Laut Frau Guérot sollte am 9. Mai ein europaweites Zeichen des Friedens gesetzt werden. Dieses Zeichen ist nicht nur ein Aufruf, den man unterschreiben kann,
„sondern es ist ein Projekt der individuellen Teilhabe; und zweitens ist es europaweit und erstreckt sich über den ganzen Kontinent. Jede Bürgerin und jeder Bürger in ganz Europa soll mitmachen können, und zwar bei sich zu Hause, da, wo sie oder er ist! Im Kern geht es darum, am 9. Mai – dem Europatag und gleichzeitig Tag der Befreiung [der Tag der Befreiung wird in Deutschland am 8. Mai, der 9. Mai dagegen in Russland (und der ehemaligen Sowjetunion) als Tag des Sieges gefeiert, W.E.]– also am 9. Mai 2025 um 17 Uhr das Fenster zu öffnen und zeitgleich in allen europäischen Sprachen ein Manifest des Friedens zu verlesen.“ (2)
Ein Aufruf, der, wie schon andere zuvor, die tieferen Ursachen völlig ausblendet (3)

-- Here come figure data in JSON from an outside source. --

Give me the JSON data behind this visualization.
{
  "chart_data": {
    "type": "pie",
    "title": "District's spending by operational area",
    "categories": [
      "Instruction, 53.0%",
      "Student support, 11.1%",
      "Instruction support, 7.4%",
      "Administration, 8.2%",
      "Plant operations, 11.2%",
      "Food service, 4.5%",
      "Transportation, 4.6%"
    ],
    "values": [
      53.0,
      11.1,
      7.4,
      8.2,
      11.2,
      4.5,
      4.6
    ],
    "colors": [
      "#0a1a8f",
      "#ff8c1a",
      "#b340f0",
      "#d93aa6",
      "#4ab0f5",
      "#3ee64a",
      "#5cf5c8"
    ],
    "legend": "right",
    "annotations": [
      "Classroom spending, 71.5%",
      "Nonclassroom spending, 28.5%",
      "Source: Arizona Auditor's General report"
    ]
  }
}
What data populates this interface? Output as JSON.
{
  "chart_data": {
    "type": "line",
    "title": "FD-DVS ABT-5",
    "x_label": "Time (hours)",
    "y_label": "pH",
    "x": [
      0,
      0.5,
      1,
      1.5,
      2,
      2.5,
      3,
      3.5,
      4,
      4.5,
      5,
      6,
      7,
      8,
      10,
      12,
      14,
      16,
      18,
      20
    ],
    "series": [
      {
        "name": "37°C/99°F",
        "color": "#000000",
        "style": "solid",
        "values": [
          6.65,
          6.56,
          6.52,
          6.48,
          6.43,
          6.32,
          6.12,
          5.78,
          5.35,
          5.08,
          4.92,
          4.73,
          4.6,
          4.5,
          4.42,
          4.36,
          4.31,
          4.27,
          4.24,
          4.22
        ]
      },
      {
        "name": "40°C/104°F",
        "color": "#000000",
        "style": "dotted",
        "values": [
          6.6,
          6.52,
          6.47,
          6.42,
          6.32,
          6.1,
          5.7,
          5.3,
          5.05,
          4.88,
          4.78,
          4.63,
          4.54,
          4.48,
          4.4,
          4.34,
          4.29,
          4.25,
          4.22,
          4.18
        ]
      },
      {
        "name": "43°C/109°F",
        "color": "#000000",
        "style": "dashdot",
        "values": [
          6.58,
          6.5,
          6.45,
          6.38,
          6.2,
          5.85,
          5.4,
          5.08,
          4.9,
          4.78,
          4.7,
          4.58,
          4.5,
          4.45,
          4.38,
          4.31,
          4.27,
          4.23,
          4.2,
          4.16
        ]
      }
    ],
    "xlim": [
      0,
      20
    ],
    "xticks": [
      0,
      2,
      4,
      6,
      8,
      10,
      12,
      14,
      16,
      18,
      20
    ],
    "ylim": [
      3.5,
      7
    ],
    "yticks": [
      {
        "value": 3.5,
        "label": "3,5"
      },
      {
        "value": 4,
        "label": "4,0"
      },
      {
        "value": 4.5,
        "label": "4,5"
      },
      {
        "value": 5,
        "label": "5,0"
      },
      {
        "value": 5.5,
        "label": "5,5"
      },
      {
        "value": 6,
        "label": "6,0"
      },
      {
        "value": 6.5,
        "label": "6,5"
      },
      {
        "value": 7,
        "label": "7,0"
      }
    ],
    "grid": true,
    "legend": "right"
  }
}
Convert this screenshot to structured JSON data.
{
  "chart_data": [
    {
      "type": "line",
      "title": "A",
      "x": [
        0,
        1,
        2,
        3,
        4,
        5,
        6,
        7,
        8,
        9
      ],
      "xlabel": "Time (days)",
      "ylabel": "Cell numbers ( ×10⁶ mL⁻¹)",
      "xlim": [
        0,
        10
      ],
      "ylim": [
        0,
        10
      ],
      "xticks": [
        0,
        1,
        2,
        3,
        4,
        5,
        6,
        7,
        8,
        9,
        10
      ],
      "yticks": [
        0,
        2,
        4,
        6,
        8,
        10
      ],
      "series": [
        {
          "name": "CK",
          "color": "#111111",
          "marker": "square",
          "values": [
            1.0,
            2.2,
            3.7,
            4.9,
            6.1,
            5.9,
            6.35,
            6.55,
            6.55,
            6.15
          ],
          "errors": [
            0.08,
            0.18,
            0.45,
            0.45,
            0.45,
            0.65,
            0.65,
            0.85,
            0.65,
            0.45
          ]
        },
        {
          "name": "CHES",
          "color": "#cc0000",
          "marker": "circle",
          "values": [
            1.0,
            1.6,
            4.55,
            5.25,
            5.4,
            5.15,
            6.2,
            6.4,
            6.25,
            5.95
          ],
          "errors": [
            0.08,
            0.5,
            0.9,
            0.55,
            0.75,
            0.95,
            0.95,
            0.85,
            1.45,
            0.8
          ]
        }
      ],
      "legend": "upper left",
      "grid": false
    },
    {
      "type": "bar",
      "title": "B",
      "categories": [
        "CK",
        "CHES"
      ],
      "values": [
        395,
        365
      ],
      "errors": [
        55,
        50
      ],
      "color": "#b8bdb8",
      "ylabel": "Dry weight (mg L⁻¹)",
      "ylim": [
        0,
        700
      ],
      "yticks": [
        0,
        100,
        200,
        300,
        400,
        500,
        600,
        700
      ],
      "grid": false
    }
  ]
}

„Wir schämen uns für unsere Regierungen und die EU, die die Lehren des 20. Jahrhunderts nicht gelernt haben. Die EU, einst als Friedensprojekt gedacht, wurde pervertiert und hat damit den Wesenskern Europas verraten!“ Manche Akteure werden wohl daran geglaubt haben, aber wurde die EU wirklich als „Friedensprojekt“ gegründet? Paul Craig Roberts, der ehemalige Vizefinanzminister von Ronald Reagan, hat EU und NATO als „evil institutions“ bezeichnet, „created by USA“: „Ohne EU und NATO hätte Washington Europa und UK nicht in einen Konflikt mit Russland zwingen können, und Washington hätte in 15 Jahren nicht 7 muslimische Länder zerstören können. Washington wäre als verhasste Kriegsverbrecherregierung [international] isoliert worden, die Regierungsmitglieder hätten nicht ins Ausland reisen können, ohne verhaftet und vor Gericht gestellt zu werden.“ Soweit Craig Roberts. (4)
Weiter heißt es in Guérots Aufruf:
„Wir, die Bürger Europas, nehmen darum heute, am 9. Mai, unsere Geschicke und unsere Geschichte selbst in die Hand. Wir erklären die EU für gescheitert. Wir beginnen mit Bürger-Diplomatie und verweigern uns dem geplanten Krieg gegen Russland! Wir erkennen die Mitverantwortung des 'Westens', der europäischen Regierungen und der EU an diesem Konflikt an.“ (5)
Abschließend wird ein neutrales, von den USA emanzipiertes Europa gefordert, „das eine vermittelnde Rolle in einer multipolaren Welt einnimmt. Unser Europa ist post-kolonial und post-imperial … Es lebe Europa, es lebe der Friede, es lebe die Freiheit“. (6)
Für den deutschen Philosophen Karl Jaspers gibt es einen tragfähigen Frieden nur in Freiheit und Wahrheit. Davon ist dieser Aufruf weit entfernt. Er klammert die tieferen Ursachen des Konflikts weitgehend aus und setzt bei den europäischen Regierungen und der EU an, für die wir uns „schämen“ sollen.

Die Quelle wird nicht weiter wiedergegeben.